Vroegtijdige toegang tot een advocaat maakt deel uit van de procedurele waarborgen waar het Hof in het bijzonder rekening mee zal houden wanneer hij onderzoekt of een procedure schade heeft toegebracht aan het essentieel privilege zichzelf niet in verdenking te stellen (...).
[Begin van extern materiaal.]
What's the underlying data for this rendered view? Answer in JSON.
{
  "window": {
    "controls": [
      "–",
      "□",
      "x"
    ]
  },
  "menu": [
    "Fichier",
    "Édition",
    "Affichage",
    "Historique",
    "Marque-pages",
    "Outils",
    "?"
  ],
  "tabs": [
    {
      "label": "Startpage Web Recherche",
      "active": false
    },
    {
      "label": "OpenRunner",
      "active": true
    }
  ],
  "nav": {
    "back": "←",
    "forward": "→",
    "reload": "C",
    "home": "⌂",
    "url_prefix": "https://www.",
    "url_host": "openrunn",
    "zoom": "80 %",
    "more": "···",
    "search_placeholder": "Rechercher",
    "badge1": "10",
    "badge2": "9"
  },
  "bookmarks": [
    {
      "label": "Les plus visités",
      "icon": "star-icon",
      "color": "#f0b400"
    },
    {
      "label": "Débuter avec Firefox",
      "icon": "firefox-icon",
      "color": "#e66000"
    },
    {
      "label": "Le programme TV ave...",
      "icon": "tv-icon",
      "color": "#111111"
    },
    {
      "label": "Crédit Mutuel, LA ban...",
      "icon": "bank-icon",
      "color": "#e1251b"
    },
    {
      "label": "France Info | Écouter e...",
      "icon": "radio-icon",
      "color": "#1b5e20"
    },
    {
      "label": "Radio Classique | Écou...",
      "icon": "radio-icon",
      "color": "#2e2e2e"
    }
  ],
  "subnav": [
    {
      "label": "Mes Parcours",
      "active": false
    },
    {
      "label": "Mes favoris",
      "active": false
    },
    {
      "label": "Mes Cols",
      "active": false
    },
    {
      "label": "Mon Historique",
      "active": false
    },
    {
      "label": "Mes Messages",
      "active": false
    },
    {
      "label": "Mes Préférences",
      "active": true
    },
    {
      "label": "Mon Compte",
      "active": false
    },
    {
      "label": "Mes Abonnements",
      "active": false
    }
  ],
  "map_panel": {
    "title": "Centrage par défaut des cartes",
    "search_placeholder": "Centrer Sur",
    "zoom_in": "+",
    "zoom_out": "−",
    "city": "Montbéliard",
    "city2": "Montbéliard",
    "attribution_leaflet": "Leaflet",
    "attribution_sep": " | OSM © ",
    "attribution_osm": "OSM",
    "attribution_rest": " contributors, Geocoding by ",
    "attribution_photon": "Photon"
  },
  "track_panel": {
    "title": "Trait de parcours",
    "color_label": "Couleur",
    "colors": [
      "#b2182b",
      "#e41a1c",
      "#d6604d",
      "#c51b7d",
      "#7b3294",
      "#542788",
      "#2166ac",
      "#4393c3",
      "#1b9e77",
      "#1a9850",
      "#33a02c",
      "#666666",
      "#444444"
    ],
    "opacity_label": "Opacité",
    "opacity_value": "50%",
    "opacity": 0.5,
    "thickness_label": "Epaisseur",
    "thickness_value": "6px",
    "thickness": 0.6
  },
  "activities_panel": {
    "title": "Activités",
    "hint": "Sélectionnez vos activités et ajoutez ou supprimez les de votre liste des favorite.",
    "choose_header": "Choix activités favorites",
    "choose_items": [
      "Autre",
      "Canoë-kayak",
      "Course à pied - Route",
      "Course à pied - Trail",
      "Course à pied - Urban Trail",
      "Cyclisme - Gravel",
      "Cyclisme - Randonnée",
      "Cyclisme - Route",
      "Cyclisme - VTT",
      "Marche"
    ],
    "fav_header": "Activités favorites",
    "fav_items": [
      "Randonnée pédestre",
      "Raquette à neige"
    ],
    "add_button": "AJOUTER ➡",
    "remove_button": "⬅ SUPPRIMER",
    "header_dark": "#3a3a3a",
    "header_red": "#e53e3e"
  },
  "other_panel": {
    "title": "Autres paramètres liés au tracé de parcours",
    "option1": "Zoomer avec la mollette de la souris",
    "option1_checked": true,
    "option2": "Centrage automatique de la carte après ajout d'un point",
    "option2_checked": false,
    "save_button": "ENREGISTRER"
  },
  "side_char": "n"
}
§ 55 : Tegen deze achtergrond, oordeelt het Hof dat, om het recht op een eerlijk proces « praktisch en effectief » te houden (zie paragraaf 51 hierboven), artikel 6, § 1, vereist, dat in de regel toegang moet gegeven worden tot een advocaat vanaf de eerste ondervraging van een verdachte door de politie, tenzij het in het licht van de welbepaalde omstandigheden van elk geval bewezen is dat er dwingende redenen zijn om dit recht in te perken. Zelfs indien dwingende redenen uitzonderlijk het weigeren van toegang tot een advocaat zouden rechtvaardigen, mag een dergelijke beperking — wat ook de rechtvaardiging ervan zij — geen onnodige schade toebrengen aan de rechten van de beschuldigde onder artikel 6 (...). In principe wordt onherstelbare schade toegebracht aan de rechten van de verdediging indien incriminerende verklaringen die werden afgelegd tijdens een politieverhoor zonder de aanwezigheid van een advocaat gebruikt worden voor een veroordeling. ».
Deze algemene principes zijn niet gebonden aan de feiten in de zaak-Salduz en hebben dus een algemene betekenis voor de naleving en toepassing van artikel 6 EVRM. Het gaat bijgevolg om de verdragsrechtelijke invulling door het EHRM van de door het EVRM gewaarborgde rechten met rechtstreekse werking in de rechtsorde van de verdragsstaten bij het EVRM, waaronder België.
Dit standpunt van het Europees Hof werd na het Salduz-arrest meermaals in diverse arresten bevestigd zodat het vaste rechtspraak van het EHRM is geworden. (Zie bijvoorbeeld EHRM 11 december 2008, nr. 4268/04 Panovits t. Cyprus; EHRM 3 februari 2009, nr. 5138/04, Amutgan t. Turkije; EHRM 3 februari 2009, nr. 4661/02, Sukran Yildiz t. Turkije; EHRM 17 februari 2009, nr. 16500/04, Ibrahim OzturK t. Turkije; EHRM 19 februari 2009, nr. 16404/03, Shabelnik t. Oekraïne; EHRM 23 juni 2009, nr. 15737/02, Ongun t. Turkije; EHRM 29 september 2009, nr. 7880/02, UMIT GUL t. Turkije; EHRM 6 oktober 2009, nr. 30235/03, Ozcan Colak t. Turkije; EHRM 13 oktober 2009, nr. 13918/03, Ogras t. Turkije; EHRM 20 oktober 2009, nr. 29503/03, Colakoglu t. Turkije; EHRM 13 oktober 2009, nr. 7377/03, Dayanan t. Turkije; EHRM 13 oktober 2009, nr. 24829/03, Fikret Cetin t. Turkije; EHRM 13 oktober 2009, nr. 31721/02, Demirkaya t. Turkije; EHRM 20 oktober 2009, nr. 32705/02, Atti & Tedik t. Turkije; EHRM 20 oktober 2009, nr. 7070/03, Balliktas t. Turkije; EHRM 19 november 2009, nr. 17551/02,).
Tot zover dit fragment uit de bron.